Christiane Hoffmann Alles, was wir nicht erinnern. Zu Fuß auf dem Fluchtweg meines Vaters

Übersetzungsförderung
Für diesen Titel bieten wir eine Übersetzungs­förderung ins Italienische (2022 - 2024) an.

Fluchttrauma und Geschichtskrieg

In Deutschland ist Christiane Hoffmann als toughe Kriegsberichterstatterin bekannt. Lange arbeitete sie für die Frankfurter Allgemeine Zeitung und den Spiegel aus dem Iran, aus Afghanistan, aus Moskau und seinen damaligen Kriegsschauplätzen in Tschetschenien. Inzwischen ist sie Regierungssprecherin unter SPD-Kanzler Scholz. Sie kennt das politische Tagesgeschäft ebenso wie das tägliche Politgeschäft unter instabilen Regierungen. Jetzt hat sie ein sehr bewegendes Buch über die verlorene Heimat ihrer Familie geschrieben und damit einen dreifachen Sachbuch-Rittberger bewerkstelligt. Denn „Alles, was wir nicht erinnern“ ist ein Buch, das einfach zu lesen ist und dabei hohe Komplexitätsgrade durchläuft.

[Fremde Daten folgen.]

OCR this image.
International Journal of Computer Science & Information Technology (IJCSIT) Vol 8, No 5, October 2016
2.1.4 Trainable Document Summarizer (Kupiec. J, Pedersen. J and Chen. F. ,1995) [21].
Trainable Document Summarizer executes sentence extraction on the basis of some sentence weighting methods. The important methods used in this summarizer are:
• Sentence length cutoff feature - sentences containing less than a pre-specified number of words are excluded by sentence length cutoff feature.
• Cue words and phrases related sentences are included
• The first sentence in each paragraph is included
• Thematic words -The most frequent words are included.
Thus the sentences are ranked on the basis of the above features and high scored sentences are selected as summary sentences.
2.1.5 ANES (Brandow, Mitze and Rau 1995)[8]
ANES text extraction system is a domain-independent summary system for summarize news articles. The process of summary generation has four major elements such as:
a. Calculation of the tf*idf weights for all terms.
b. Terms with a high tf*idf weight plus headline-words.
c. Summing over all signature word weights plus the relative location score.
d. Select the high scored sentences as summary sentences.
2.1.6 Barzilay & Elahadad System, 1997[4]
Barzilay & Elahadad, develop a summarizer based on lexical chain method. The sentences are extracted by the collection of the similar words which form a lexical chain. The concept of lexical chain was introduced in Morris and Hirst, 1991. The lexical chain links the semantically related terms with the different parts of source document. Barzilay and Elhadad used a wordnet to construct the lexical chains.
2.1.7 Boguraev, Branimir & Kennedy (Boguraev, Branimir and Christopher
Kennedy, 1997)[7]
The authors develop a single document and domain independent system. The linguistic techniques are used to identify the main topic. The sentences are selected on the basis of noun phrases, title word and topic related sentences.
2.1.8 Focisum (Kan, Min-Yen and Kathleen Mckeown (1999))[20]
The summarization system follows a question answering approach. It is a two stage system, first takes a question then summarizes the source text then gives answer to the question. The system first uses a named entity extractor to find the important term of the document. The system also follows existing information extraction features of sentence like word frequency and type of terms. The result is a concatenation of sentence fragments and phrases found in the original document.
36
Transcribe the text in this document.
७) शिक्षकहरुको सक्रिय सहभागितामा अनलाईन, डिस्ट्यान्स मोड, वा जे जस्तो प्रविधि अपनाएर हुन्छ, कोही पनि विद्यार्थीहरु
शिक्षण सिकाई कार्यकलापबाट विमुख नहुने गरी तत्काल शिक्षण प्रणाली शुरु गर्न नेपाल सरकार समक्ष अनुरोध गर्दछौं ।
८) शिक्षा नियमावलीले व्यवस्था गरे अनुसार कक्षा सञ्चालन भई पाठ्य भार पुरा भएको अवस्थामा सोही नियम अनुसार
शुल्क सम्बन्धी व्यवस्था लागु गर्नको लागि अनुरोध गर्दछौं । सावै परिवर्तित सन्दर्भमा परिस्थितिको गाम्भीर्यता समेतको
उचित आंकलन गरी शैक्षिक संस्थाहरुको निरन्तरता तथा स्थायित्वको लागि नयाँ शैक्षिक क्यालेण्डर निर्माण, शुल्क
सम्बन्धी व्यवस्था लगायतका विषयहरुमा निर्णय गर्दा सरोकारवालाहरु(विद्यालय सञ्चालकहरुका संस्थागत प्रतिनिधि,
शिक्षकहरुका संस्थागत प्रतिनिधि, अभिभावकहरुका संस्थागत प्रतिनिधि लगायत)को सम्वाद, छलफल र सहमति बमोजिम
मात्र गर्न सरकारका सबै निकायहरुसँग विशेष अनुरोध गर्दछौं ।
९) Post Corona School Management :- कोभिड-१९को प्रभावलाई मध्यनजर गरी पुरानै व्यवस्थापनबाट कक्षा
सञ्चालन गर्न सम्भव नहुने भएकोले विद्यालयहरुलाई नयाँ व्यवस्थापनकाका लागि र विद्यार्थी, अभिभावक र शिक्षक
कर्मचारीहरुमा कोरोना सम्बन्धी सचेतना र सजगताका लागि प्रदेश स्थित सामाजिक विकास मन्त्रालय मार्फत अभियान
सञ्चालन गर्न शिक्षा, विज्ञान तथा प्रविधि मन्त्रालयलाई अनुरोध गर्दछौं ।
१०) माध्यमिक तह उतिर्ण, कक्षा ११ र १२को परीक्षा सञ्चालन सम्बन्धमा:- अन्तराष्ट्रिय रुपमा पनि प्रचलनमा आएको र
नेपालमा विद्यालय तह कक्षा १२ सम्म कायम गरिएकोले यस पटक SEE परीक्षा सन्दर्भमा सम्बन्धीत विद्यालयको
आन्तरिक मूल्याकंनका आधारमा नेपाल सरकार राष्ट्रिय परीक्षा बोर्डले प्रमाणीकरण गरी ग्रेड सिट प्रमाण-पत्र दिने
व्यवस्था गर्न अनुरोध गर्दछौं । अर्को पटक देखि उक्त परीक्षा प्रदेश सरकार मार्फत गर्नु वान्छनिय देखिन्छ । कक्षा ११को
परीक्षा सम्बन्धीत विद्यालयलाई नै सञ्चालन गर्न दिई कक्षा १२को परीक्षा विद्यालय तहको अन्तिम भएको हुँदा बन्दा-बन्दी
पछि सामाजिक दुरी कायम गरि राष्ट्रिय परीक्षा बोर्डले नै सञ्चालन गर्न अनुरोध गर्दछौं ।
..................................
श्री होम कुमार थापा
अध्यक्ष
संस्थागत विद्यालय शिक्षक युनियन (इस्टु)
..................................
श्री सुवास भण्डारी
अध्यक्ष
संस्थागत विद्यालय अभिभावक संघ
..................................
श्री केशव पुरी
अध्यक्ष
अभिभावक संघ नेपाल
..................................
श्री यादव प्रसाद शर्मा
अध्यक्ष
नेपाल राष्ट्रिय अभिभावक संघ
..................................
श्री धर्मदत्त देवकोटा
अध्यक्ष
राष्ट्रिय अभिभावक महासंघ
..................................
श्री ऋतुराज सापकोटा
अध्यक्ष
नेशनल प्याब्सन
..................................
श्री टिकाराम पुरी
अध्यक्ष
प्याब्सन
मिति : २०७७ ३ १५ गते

Ausgangspunkt ist die Flucht eines damals neunjährigen Jungen aus seinem schlesischen Heimatdorf, das im heutigen Polen liegt. Der Junge ist Christiane Hoffmanns Vater. Seine Fluchtroute wandert die Tochter nun Jahrzehnte später nach. Nahezu 500 Kilometer durch Sturm und Kälte, durch Gestrüpp und Moor von schlesisch Rosenthal bis böhmisch Egerland und eben später bis nach Wedel in Schleswig-Holstein. Und zuhause wird darüber, was typisch ist für die Kriegsgeneration, kaum ein Wort gesprochen: „Sie klagen nicht über das, was sie erlitten haben. Dafür brauchen sie auch nicht darüber zu sprechen, was sie getan haben. Man hat bezahlt, und damit muss es jetzt auch gut sein.“ Gut ist natürlich gar nichts. Das Trauma der Flucht wird nicht verarbeitet, sondern verdrängt und tritt bei der 1967 geborenen Tochter in Form von Alpträumen wieder auf. Zwei Szenarien plagen sie: überhastetes Kofferpacken und Bilder einer Flucht.

„Gut“ ist übrigens auch nichts für die Familie, die den Hof der Hoffmanns 1945 übernimmt. Die neuen Rosenthaler hatten Zwangsarbeit in einer deutschen Marmeladenfabrik leisten müssen und als sie zurückkamen, sagte man ihnen, ihr Dorf in der Westukraine sei jetzt nach Schlesien verlegt worden. So wurde Rosenthal erzwungenermaßen zu ihrer neuen Heimat. Für uns Leser werden die polnisch-ukrainischen Beziehungen anhand dieser kleinen Episode in ihrer historischen Tragweite transparent. Man versteht, wie verwoben die Schicksale all jener Menschen sind, die Opfer der geopolitischen Verschiebungen des 20. Jahrhunderts geworden sind.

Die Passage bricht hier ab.